Les séquences d'exposition, le mettant en scène dans un New York désert et abandonné, sont d'ailleurs plutôt réussies. On ressent le vide vertigineux qui se dégage de ces longues artères vides et silencieuses, ainsi que l'impression d'écrasement créée par les buildings en ruine. Le travail sur le son (gazouillis d'oiseaux et résonance du moindre bruit de pas) est également assez impressionnant. Dommage que certains passages censés alléger l'ensemble, et révéler l'extrême vulnérabilité du personnage principal, frôlent le ridicule. Ainsi, on ne parvient pas à être touché quand Robert Neville s'entoure de mannequins de silicone à qui il prétend faire la conversation, ni lorsqu'il traite son chien comme s'il s'agissait de sa fille.

En reformatant l'histoire originelle, Francis Lawrence et son équipe l'ont tout simplement vidée de tout sens. Ils n' obtiennent au final qu'un énième blockbuster dégoulinant de bons sentiments et de sens du devoi où l'intrigue se résume à un nouveau combat pour la survie de l'espèce. A ce compte-là, même le titre est dévoyé (il évoque dans le roman le renversement de situation entre vampires et êtres humains), et toute l'originalité de l'approche de Matheson noyée dans un amas de clichés et de stéréotypes directement tirés des pires films du genre. Non seulement on n'a guère peur et l'on n'est jamais horrifié, mais en plus la dimension sociale et symbolique de l'intrigue est réduite à néant. Soit une négation absolue du film de zombies… ô combien révélatrice !
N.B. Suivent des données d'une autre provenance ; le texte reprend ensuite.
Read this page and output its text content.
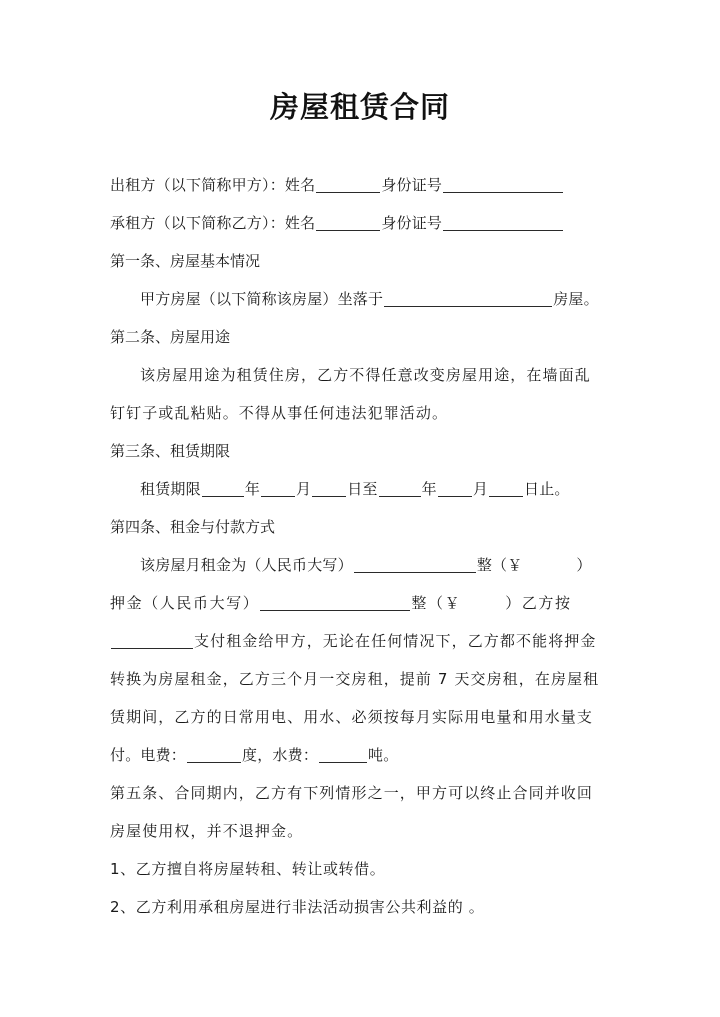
房屋租赁合同
出租方（以下简称甲方）：姓名	身份证号
承租方（以下简称乙方）：姓名	身份证号
第一条、房屋基本情况
甲方房屋（以下简称该房屋）坐落于	房屋。
第二条、房屋用途
该房屋用途为租赁住房，乙方不得任意改变房屋用途，在墙面乱
钉钉子或乱粘贴。不得从事任何违法犯罪活动。
第三条、租赁期限
租赁期限	年 月 日至	年 月 日止。
第四条、租金与付款方式
该房屋月租金为（人民币大写）	整（￥	）
押金（人民币大写）	整（￥	）乙方按
支付租金给甲方，无论在任何情况下，乙方都不能将押金
转换为房屋租金，乙方三个月一交房租，提前 7 天交房租，在房屋租
赁期间，乙方的日常用电、用水、必须按每月实际用电量和用水量支
付。电费：	度，水费：	吨。
第五条、合同期内，乙方有下列情形之一，甲方可以终止合同并收回
房屋使用权，并不退押金。
1、乙方擅自将房屋转租、转让或转借。
2、乙方利用承租房屋进行非法活动损害公共利益的 。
Car ce qui ressort de Je suis une légende, c'est qu'une fois encore l'Amérique a besoin de pouvoir compter sur un héros prêt à tout pour la sauver. Autrement dit, de croire en l'avenir et de garder espoir, même quand tout invite au pessimisme le plus noir. L'indéfectible mythe du Sauveur capable de rendre aux hommes leur Humanité a encore de beaux jours devant lui... A la fois infantile, touchant et un peu révulsant. D'autant qu'au final on peut s'inquiéter : la vision d'une Amérique recluse dans une ville fortifiée éloignée des "zombies". Incapable de maîtriser le progrès, impuissante à contenir les menaces "fantômes", la science a le dernier mot, mais toujours au nom d'une vision religieuse ou mystique (seon l'interprétation). Finalementle blokbuster trop peu profond, sans aucune asprité pou nous faire partager ce qui aurait du être une expérience palpitante et angoissante.